It is the measure of a good chef when he can assess just how to pitch each dish in a multi course menu. Each plate should pique the interest of the palate so that it eagerly anticipates the next offering. Wow the tastebuds too early in the meal and it can make subsequent courses seem like the dowdy wallflowers at a ball filled with beautiful debutantes. Fail to grab the diner’s attention early on and they may simply lose interest in the entire experience (or is that just jaded restaurant reviewers?).
One of the joys of dining at Terre à Terre in Brighton is the playful words used to describe each dish on the menu. I take great pleasure in the often confounding descriptions not always entirely sure of what I will be served but secure in the knowledge that it will be good. Chef Matty Bowling sets the bar very high particularly if you are taking over his domain for an evening as part of the International Chef Exchange. This pleasure fell to Felix Zhou of The Parker in Vancouver during National Vegetarian Week. By contrast the language of his menu was pared back although his dishes were far from simple.

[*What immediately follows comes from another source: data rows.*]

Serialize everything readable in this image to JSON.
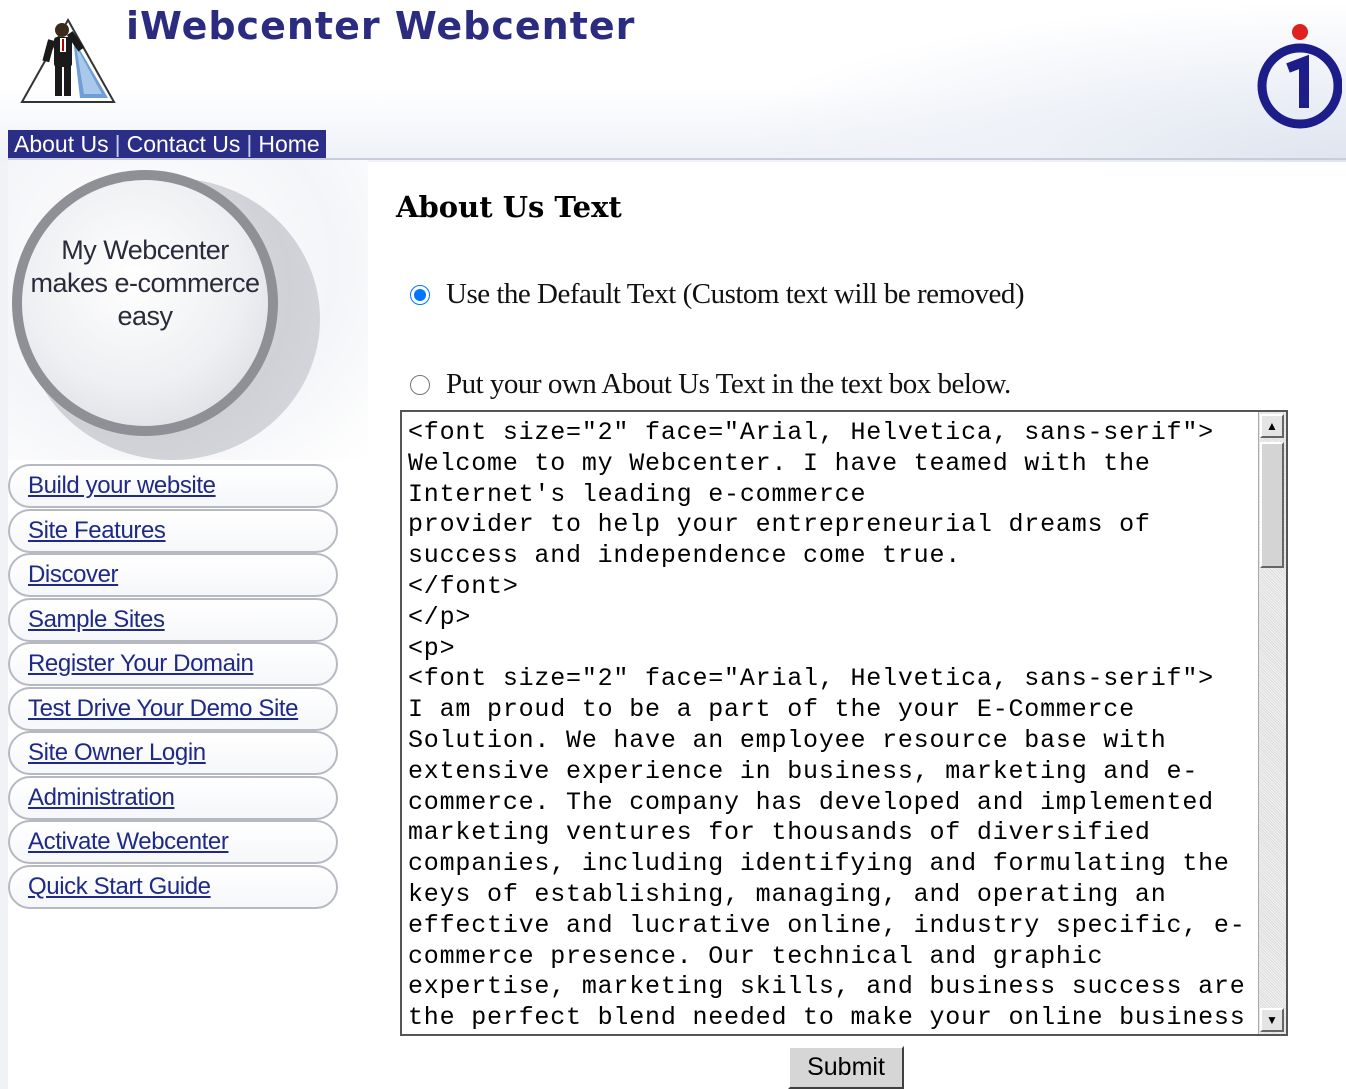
{
  "header": {
    "title": "iWebcenter Webcenter",
    "logo_icon": "businessman-triangle-logo-icon",
    "brand_icon": "info-i-circle-icon"
  },
  "topnav": {
    "items": [
      "About Us",
      "Contact Us",
      "Home"
    ],
    "separator": "|"
  },
  "sidebar": {
    "badge_lines": [
      "My Webcenter",
      "makes e-commerce",
      "easy"
    ],
    "menu": [
      "Build your website",
      "Site Features",
      "Discover",
      "Sample Sites",
      "Register Your Domain",
      "Test Drive Your Demo Site",
      "Site Owner Login",
      "Administration",
      "Activate Webcenter",
      "Quick Start Guide"
    ]
  },
  "main": {
    "section_title": "About Us Text",
    "option_default_label": "Use the Default Text (Custom text will be removed)",
    "option_custom_label": "Put your own About Us Text in the text box below.",
    "selected_option": "default",
    "textarea_value": "<font size=\"2\" face=\"Arial, Helvetica, sans-serif\">\nWelcome to my Webcenter. I have teamed with the\nInternet's leading e-commerce\nprovider to help your entrepreneurial dreams of\nsuccess and independence come true.\n</font>\n</p>\n<p>\n<font size=\"2\" face=\"Arial, Helvetica, sans-serif\">\nI am proud to be a part of the your E-Commerce\nSolution. We have an employee resource base with\nextensive experience in business, marketing and e-\ncommerce. The company has developed and implemented\nmarketing ventures for thousands of diversified\ncompanies, including identifying and formulating the\nkeys of establishing, managing, and operating an\neffective and lucrative online, industry specific, e-\ncommerce presence. Our technical and graphic\nexpertise, marketing skills, and business success are\nthe perfect blend needed to make your online business",
    "submit_label": "Submit"
  },
  "colors": {
    "brand_blue": "#2b2e86",
    "menu_text": "#1f2a86",
    "title_text": "#2b2b80"
  }
}
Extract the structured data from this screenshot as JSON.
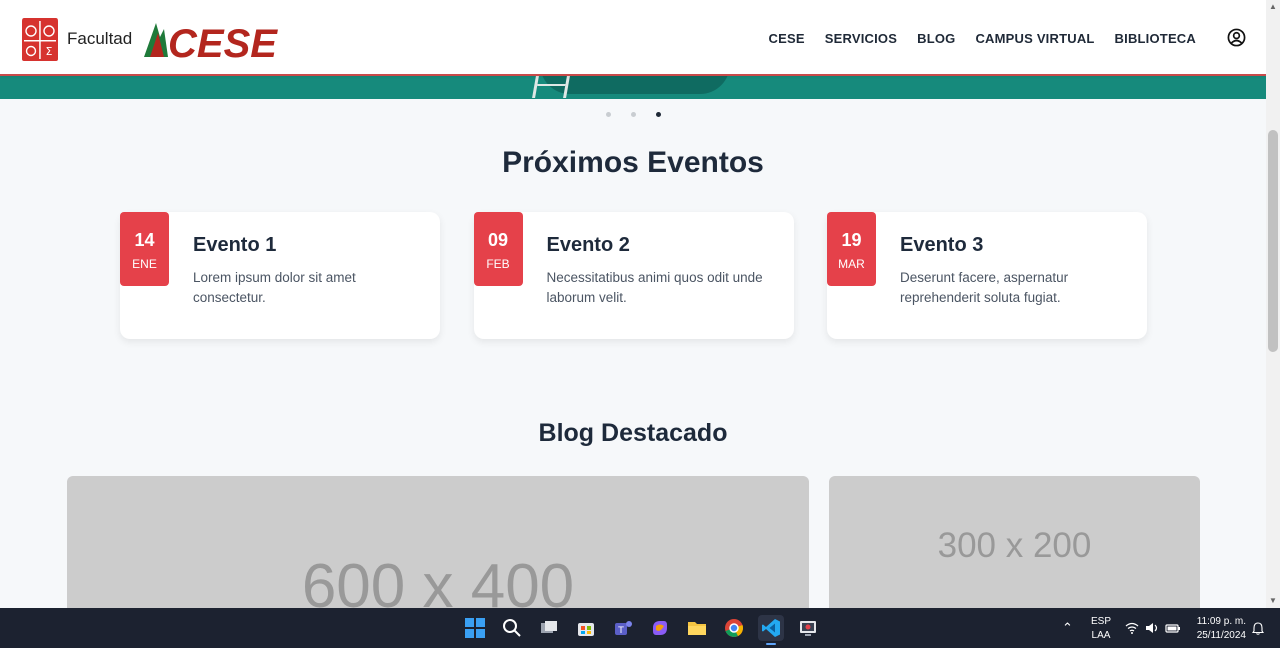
{
  "header": {
    "logo_text": "Facultad",
    "brand_text": "CESE",
    "nav": [
      "CESE",
      "SERVICIOS",
      "BLOG",
      "CAMPUS VIRTUAL",
      "BIBLIOTECA"
    ]
  },
  "carousel": {
    "slides": 3,
    "active_index": 2
  },
  "events_section": {
    "title": "Próximos Eventos",
    "events": [
      {
        "day": "14",
        "month": "ENE",
        "title": "Evento 1",
        "description": "Lorem ipsum dolor sit amet consectetur."
      },
      {
        "day": "09",
        "month": "FEB",
        "title": "Evento 2",
        "description": "Necessitatibus animi quos odit unde laborum velit."
      },
      {
        "day": "19",
        "month": "MAR",
        "title": "Evento 3",
        "description": "Deserunt facere, aspernatur reprehenderit soluta fugiat."
      }
    ]
  },
  "blog_section": {
    "title": "Blog Destacado",
    "placeholders": [
      "600 x 400",
      "300 x 200"
    ]
  },
  "taskbar": {
    "language": "ESP",
    "layout": "LAA",
    "time": "11:09 p. m.",
    "date": "25/11/2024"
  },
  "colors": {
    "accent": "#e5414a",
    "hero": "#168a7c",
    "text": "#1e2a3b"
  }
}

Shortly after a dangerous drinkable Blackdown BlackCherry Sour we received an amuse bouche of radish and olives. I’m not a fan of radishes but these delicate peppery slices served with olive ‘soil’ were very pleasant (this lack lustre description reflects my antipathy to this particular vegetable rather than the skill of Chef Zhou). The following roasted cauliflower served with a ketchup-sweet, red pepper puree was much more to my liking. Char grilling is one the finest treatments for fresh asparagus and Felix served his with the classic poached egg enveloped in a velvety mustard emulsion scattered with edible flowers. A true picture on a plate where the vibrancy in colour was equalled in taste. So good was the sauce our table requested some bread to mop up the remnants.
So far, so good. Each course had superseded the last in terms of expectation and delivered on the flavour front. Next up was the succinct Gnocchi with Broccoli, the former being another of my rare food foes. My initial fear of stodgy lumps was thankfully not realised. Served with a broccoli puree as well a florets the seared gnocchi were feather light pillows scattered with fresh peas and purple fronds (micro basil perhaps). Chef Zhou called on his far eastern heritage for his final savoury course of Aubergine Dumplings with Spring Onion and Pine Nut Thai Curry. Like the gnocchi the dumplings were far from heavy. Airy pockets filled with a light mousse considerately doused in a carefully spiced, fragrant green curry sauce with just the right amount of heat. Billy said it was one of the best things he has ever eaten (high praise indeed coming from a confirmed carnivore). Frankly, I could have eaten it again for dessert and the following morning for breakfast.
And so on to dessert. The dumplings were a hard act to follow. Despite the lightly whipped not too sweet quenelle of soft cheese, the melt in the mouth soft crumb of the shortbread and the surprisingly good endive jam with it’s pleasant bitter undertones, dessert just couldn’t top the previous course. Those dumplings will stay with me for a long time. Hopefully, long enough to lure me to Vancouver and search out Chef Zhou at The Parker.
Terre à Terre was participating in the return visit of International Chef Exchange, an on-going initiative delivered by the Brighton & Hove Food and Drink Festival team and supported by Travel Bag to promote gastronomic tourism, share best practice between chefs and create a platform for the export of artisan food and drink. The meal was accompanied by artisan silver birch gin cocktails from Blackdown Sussex Spirits, the distinctive Okanagan style BC wines from Summerhill Pyramid Winery and also acclaimed organic English wine from Davenport Winery.